The most delicious baklava

The most delicious baklava

Probably everyone, while relaxing at sea, heard exclamations: “Baklava, the most delicious baklava!” Having once tasted such oriental pastries, I became her fan forever. Incredibly tasty, the baklava melting in the mouth is saturated with fragrant sweet honey - with a lot of nuts in the filling. This is just an oriental tale, which I fell in love with from the first test.

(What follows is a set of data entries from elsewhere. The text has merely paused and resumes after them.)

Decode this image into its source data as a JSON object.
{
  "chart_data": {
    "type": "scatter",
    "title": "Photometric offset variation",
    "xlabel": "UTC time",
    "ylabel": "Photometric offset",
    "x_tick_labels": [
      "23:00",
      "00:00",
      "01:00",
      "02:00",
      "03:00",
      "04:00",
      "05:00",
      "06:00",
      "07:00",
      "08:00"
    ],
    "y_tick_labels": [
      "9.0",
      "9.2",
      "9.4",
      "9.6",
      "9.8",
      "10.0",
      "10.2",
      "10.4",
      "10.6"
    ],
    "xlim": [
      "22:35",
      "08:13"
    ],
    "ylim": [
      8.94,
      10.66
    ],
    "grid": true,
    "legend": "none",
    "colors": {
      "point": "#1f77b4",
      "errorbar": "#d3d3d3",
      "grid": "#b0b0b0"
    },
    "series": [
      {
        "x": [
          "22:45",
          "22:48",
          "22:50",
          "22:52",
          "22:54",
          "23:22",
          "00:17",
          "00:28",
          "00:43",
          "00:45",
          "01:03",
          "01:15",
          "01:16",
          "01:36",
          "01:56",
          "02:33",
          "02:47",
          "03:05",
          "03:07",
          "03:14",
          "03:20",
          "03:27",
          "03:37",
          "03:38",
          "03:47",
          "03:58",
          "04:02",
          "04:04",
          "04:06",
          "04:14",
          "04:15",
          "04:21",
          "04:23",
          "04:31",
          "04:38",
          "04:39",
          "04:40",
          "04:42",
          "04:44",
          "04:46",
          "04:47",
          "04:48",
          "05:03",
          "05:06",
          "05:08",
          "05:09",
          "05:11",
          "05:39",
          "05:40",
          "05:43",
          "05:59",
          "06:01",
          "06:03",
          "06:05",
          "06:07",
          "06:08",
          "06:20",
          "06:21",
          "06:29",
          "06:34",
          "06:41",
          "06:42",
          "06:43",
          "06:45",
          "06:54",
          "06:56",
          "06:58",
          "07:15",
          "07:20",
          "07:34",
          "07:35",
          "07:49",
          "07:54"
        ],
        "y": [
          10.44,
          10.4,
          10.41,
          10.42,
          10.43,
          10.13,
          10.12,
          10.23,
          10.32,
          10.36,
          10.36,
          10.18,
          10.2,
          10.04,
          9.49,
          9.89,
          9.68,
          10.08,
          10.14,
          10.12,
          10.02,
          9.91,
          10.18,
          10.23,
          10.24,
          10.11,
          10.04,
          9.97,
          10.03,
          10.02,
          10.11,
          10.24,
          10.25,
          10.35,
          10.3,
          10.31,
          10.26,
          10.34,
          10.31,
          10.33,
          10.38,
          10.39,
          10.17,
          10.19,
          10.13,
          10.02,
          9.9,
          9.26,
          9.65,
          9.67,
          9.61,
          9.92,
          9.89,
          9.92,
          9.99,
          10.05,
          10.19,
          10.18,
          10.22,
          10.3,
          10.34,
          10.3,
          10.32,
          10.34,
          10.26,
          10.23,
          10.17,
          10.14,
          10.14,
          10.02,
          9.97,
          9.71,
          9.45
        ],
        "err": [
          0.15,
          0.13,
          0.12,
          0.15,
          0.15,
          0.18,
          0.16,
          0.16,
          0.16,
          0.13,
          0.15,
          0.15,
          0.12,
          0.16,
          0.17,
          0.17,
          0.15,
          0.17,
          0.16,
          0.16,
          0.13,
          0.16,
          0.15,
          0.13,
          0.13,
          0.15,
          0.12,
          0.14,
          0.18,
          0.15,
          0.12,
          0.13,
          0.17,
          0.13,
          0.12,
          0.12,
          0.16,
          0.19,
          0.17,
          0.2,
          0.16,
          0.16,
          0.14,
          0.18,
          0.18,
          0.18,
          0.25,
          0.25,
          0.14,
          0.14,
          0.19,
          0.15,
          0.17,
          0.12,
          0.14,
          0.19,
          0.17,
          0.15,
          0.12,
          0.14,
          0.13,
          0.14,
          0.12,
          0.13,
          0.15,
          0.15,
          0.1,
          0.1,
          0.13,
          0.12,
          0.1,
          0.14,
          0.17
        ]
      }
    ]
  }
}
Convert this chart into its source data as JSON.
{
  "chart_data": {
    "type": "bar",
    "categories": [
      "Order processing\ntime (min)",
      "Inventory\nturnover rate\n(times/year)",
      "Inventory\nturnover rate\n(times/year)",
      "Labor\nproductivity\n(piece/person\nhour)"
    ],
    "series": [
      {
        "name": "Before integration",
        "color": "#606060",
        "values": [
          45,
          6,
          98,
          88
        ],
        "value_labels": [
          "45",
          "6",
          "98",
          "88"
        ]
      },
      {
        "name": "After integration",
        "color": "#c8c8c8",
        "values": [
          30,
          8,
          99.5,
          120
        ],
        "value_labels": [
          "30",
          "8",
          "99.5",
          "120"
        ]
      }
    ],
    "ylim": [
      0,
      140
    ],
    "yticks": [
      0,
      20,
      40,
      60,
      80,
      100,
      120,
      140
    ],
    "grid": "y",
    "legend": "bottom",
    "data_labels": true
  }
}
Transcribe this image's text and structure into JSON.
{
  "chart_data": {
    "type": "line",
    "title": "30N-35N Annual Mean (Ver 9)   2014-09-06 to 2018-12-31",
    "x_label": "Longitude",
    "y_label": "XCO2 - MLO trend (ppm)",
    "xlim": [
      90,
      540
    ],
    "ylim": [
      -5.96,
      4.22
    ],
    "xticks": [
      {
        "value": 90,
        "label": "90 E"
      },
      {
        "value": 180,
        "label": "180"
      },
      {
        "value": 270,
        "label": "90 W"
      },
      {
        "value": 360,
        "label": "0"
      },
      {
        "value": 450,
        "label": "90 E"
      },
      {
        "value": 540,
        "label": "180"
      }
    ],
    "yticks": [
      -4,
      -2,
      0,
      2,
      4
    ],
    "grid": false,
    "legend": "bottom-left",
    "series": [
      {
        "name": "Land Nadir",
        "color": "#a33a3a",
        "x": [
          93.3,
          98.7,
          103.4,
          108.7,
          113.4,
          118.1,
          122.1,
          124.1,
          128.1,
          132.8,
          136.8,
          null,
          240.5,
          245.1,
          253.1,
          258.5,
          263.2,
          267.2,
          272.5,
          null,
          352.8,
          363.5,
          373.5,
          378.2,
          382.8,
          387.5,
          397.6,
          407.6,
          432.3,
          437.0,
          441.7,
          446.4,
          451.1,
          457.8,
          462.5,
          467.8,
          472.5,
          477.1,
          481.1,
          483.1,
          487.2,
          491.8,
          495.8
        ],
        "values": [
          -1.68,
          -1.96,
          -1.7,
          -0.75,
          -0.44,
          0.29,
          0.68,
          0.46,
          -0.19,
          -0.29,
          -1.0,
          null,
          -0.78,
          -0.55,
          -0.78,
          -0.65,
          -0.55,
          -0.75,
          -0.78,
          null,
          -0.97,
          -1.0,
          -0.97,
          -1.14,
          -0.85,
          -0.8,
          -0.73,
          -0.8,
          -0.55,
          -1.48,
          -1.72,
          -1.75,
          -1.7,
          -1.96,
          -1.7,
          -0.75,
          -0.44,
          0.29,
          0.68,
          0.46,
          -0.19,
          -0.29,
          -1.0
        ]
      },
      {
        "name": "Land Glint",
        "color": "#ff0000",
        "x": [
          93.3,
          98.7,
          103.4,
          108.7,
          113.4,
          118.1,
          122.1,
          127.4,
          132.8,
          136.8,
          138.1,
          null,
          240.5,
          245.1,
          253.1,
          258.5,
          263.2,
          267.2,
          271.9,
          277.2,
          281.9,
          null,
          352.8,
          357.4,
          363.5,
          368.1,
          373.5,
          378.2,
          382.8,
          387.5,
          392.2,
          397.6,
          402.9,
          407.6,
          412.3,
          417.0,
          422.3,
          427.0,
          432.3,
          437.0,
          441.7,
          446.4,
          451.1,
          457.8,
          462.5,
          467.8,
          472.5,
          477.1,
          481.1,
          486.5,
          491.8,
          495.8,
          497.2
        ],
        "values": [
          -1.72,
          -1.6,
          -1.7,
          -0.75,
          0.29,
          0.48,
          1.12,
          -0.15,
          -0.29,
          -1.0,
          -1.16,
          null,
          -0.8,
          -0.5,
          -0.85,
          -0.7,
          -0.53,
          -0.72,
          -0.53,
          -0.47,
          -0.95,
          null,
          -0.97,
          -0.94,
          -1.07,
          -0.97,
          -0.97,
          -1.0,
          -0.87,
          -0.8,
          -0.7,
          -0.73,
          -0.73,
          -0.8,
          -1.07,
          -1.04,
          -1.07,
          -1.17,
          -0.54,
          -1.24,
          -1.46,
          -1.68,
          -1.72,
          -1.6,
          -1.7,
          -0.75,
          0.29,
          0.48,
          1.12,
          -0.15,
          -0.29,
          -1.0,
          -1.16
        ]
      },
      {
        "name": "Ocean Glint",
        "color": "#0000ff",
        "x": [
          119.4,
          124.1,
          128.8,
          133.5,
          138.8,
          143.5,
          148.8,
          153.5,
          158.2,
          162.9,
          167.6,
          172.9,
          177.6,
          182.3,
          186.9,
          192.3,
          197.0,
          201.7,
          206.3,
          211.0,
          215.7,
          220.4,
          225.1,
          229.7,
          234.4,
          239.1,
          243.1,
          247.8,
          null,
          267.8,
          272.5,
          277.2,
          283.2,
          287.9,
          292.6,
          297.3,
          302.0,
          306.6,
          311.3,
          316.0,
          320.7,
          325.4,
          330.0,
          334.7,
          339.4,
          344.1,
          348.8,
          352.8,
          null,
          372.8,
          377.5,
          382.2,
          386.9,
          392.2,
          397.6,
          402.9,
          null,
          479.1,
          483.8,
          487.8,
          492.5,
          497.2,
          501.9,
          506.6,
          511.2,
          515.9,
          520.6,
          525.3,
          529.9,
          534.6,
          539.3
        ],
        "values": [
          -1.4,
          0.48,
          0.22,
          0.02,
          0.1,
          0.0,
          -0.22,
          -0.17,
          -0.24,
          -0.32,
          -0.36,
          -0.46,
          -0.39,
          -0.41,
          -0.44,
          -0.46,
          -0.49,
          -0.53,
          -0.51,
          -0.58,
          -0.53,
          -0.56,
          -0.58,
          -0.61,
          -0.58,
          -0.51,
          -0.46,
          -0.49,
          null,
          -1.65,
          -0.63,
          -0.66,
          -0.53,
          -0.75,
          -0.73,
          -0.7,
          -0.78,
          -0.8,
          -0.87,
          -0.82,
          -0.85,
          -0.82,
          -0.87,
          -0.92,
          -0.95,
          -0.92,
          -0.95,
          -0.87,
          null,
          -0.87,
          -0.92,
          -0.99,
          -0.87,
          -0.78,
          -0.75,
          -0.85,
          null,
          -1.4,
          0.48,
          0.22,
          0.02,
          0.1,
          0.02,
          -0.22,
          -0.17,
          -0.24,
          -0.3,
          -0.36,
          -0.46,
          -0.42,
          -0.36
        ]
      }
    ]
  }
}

  • granulated sugar - 150 grams (for dough) + 150 grams (for filling);
  • yolks - 4 pieces (for dough) + 1 piece (for lubrication);
  • squirrels - 4 pieces;
  • walnuts - 300 grams;
  • whole grain flour - 400-500 grams;
  • butter - 150-200 grams;
  • sour cream - 200 milliliters;
  • soda - 1 teaspoon, without a slide;
  • liquid honey - 100-150 milliliters.

The most delicious baklava. Step by step recipe

  1. Separate the yolks from the proteins, how to quickly and efficiently do this with a plastic bottle - see on my website “I Love Cooking”.
  2. Pour granulated sugar over the yolks and, using a mixer, beat until the yolks lighten.
  3. Pour sour cream into a separate bowl and pour soda. It must be repaid in lactic acid, so it is not necessary to extinguish soda with vinegar separately.
  4. Add sour cream to the sugar-yolk mixture.
  5. Enter the melted butter: and whisk everything with a mixer.
  6. Tip. The oil can be melted in the microwave, but then it needs to be cooled slightly, otherwise it will brew the yolks, and they will become unsuitable for further cooking.
  7. The flour needs to be sifted: in this way we enrich it with oxygen, and this favorably affects our baking - it becomes more magnificent and airy.
  8. We gradually introduce the flour into a container with liquid components, mix well: the dough for real baklava should turn out to be very greasy, not bother.
  9. We cover the finished dough and send it to a cold place for about an hour.
  10. Cooking the baklava stuffing: for this, walnuts need to be dried a little in the oven or toasted in a pan.
  11. Put the roasted nuts on a board and grind with a knife. It is not necessary to chop nuts very finely.
  12. Add sugar to the nuts and the remaining proteins. Beat whites to make baklava is not necessary. Mix everything, enveloping every piece of nut.
  13. The cooled dough is divided into three or four parts.
  14. We spread the parchment on a board or on the table surface and roll out the dough into thin cake: approximately 3 millimeters thick.
  15. Together with the parchment we transfer the cake for the homemade baklava to the baking sheet: this will be our first, lower layer. The baking sheet must be selected large.
  16. Spread a portion of the nut-protein filling on the cake and cover with the next layer of dough.
  17. Then again we coat the cake with the filling. We perform the procedure until we use all the components for our baklava.
  18. The edges of the upper layer are well plucked and greased with a little whipped yolk.
  19. The reverse side of the knife blade, not sharp, we draw our dough, outlining rhombuses. In the middle of each rhombus we put a quarter of the nut.
  20. Tip. We decorate the top of the baklava with unroasted nuts, because they will therefore be fried, along with the dough.
  21. We send the baklava at home in the oven for baking: for about half an hour. The temperature in the oven is 180 degrees Celsius.
  22. Pour the finished baked baklava with liquid honey. With a brush we distribute honey over the entire surface.
  23. We put the baklava poured with honey back into the oven. Five minutes - and it should be baked, the next five minutes - to relax in the oven off.

Baked baklava, saturated with honey, with a fried crust is a real oriental delicacy, at the sight of which not a single sweet tooth can resist. Cook with our site "I love to cook" and other goodies of different cuisines of the world - and surprise your guests with a variety of dishes.